PASCAL OBISPO : Ouais.

DIEGO*ON*THE*ROCKS  : Ce soir c’est à domicile, vous êtes « de l’Atlantique, vous avez la mémoire de l’eau » (extrait de la chanson « Je suis de l’Atlantique »)
PASCAL OBISPO : Vous voyez ce que c’est la correspondance! On écoute une chanson et on sent des notes et des mots qui nous parlent parce qu’on est pareil! Vous considérez que c’est une bonne chanson mais le mec en Méditerranée, il va vous dire « Non! » car la chanson ne lui parlera pas.

DIEGO*ON*THE*ROCKS  : Comme « Tomber pour elle », y’a un côté bassin d’Arcachon dans ce titre ?
PASCAL OBISPO : Y’a pas de bonnes ou mauvaises chansons.

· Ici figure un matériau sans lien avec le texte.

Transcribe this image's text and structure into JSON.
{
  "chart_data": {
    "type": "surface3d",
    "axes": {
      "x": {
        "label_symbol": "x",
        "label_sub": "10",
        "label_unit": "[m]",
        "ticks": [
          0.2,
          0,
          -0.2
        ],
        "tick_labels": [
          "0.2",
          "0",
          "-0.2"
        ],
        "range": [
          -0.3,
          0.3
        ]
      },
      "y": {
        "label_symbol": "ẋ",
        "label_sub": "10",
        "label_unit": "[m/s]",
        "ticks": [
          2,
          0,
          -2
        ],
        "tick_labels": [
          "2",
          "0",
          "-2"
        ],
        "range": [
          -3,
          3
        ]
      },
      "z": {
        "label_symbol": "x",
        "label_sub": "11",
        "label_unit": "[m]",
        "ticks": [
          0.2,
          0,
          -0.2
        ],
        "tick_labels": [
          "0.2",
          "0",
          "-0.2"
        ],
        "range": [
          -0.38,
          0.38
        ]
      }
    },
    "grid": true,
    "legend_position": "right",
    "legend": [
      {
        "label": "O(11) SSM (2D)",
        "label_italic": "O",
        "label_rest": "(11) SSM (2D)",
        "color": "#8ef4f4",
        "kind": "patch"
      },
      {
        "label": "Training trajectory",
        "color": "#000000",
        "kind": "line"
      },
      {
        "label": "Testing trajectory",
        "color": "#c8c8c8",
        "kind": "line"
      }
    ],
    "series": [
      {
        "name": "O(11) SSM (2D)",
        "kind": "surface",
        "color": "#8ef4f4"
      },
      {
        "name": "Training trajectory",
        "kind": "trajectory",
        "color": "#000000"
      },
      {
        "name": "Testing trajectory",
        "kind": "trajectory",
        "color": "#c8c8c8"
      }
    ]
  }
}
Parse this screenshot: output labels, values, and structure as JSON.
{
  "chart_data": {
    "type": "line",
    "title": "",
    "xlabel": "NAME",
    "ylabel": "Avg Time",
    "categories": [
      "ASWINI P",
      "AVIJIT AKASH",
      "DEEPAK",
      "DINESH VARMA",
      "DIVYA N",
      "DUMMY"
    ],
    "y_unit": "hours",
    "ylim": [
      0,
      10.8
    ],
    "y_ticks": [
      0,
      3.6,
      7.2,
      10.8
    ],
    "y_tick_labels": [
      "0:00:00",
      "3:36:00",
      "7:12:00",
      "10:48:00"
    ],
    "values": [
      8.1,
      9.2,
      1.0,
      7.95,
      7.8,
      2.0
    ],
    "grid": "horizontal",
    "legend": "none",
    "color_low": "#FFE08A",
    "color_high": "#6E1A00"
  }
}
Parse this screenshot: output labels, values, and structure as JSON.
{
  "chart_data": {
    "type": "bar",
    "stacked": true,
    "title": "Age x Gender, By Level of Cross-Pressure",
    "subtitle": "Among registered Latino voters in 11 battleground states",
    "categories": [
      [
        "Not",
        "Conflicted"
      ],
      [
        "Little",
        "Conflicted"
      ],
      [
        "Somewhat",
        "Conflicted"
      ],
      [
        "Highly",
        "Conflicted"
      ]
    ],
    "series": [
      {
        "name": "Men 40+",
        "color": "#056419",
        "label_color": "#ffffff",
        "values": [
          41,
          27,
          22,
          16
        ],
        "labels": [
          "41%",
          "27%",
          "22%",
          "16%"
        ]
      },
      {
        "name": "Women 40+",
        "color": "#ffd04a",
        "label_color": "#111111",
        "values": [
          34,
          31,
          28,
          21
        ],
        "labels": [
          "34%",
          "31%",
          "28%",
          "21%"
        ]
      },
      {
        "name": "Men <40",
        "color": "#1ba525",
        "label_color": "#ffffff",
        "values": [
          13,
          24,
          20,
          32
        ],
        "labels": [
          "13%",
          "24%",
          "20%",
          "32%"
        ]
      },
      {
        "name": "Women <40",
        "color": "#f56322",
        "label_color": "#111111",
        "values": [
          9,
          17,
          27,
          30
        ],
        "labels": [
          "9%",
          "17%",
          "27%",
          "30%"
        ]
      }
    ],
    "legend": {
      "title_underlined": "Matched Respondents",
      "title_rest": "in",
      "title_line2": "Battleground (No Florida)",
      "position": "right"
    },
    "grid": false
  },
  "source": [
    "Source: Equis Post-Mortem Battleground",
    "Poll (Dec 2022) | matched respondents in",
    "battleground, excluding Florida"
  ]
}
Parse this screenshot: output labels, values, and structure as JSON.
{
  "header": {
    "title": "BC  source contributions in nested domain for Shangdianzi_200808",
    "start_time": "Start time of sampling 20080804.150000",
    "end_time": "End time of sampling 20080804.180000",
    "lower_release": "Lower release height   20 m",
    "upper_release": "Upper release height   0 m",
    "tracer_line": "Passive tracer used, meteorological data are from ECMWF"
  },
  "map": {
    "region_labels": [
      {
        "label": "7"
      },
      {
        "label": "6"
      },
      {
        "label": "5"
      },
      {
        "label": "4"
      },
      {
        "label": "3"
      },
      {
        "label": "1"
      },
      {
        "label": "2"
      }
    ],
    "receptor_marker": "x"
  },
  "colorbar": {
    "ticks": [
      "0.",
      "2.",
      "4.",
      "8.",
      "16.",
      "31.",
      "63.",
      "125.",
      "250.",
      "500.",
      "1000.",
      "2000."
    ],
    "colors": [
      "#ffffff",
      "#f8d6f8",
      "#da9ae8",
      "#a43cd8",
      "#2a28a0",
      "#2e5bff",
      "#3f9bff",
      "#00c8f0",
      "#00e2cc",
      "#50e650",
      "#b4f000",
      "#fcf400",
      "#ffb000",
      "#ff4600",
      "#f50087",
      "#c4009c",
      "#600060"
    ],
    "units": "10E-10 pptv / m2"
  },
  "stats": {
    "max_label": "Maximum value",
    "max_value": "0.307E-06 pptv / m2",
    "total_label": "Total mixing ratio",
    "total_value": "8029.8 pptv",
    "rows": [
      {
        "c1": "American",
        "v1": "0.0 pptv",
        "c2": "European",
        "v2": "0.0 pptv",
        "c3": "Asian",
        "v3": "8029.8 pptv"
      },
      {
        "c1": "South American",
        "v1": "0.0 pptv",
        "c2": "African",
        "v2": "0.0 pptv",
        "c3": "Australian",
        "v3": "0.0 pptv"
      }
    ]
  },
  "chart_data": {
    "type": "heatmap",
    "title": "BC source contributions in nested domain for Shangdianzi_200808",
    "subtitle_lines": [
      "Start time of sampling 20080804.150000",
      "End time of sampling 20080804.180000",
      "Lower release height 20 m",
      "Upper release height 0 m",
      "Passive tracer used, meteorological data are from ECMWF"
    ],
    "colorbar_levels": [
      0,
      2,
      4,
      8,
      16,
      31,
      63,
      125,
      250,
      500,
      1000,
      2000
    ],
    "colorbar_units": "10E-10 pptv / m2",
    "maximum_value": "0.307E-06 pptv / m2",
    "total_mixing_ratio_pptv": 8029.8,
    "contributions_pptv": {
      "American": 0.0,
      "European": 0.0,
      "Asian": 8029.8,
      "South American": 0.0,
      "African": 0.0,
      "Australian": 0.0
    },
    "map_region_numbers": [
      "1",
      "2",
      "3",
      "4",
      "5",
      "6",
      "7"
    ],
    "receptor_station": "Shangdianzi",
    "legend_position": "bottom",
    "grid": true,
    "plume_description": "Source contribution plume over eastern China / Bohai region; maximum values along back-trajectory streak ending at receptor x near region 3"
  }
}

Y’a celles qui vous parlent ou non.

DIEGO*ON*THE*ROCKS  : Elle sont dans le coeur ou pas!
PASCAL OBISPO : Exactement!

DIEGO*ON*THE*ROCKS  : Un petit message pour vos fans Aquitains ?
PASCAL OBISPO : Oui, rendez-vous à l’ARKÉA ARENA en décembre et j’en suis très heureux! Venez, on va faire une grosse grosse fête!

DIEGO*ON*THE*ROCKS  : Dernière question, si vous deviez « Mourir demain », vous feriez quoi ?
PASCAL OBISPO : Bah je partirais et ne ferais pas ce concert ce soir pour retrouver ma femme et mon fils!

DIEGO*ON*THE*ROCKS  : Merci Pascal pour cette interview.
PASCAL OBISPO : Merci Diego, bonne soirée et bon concert!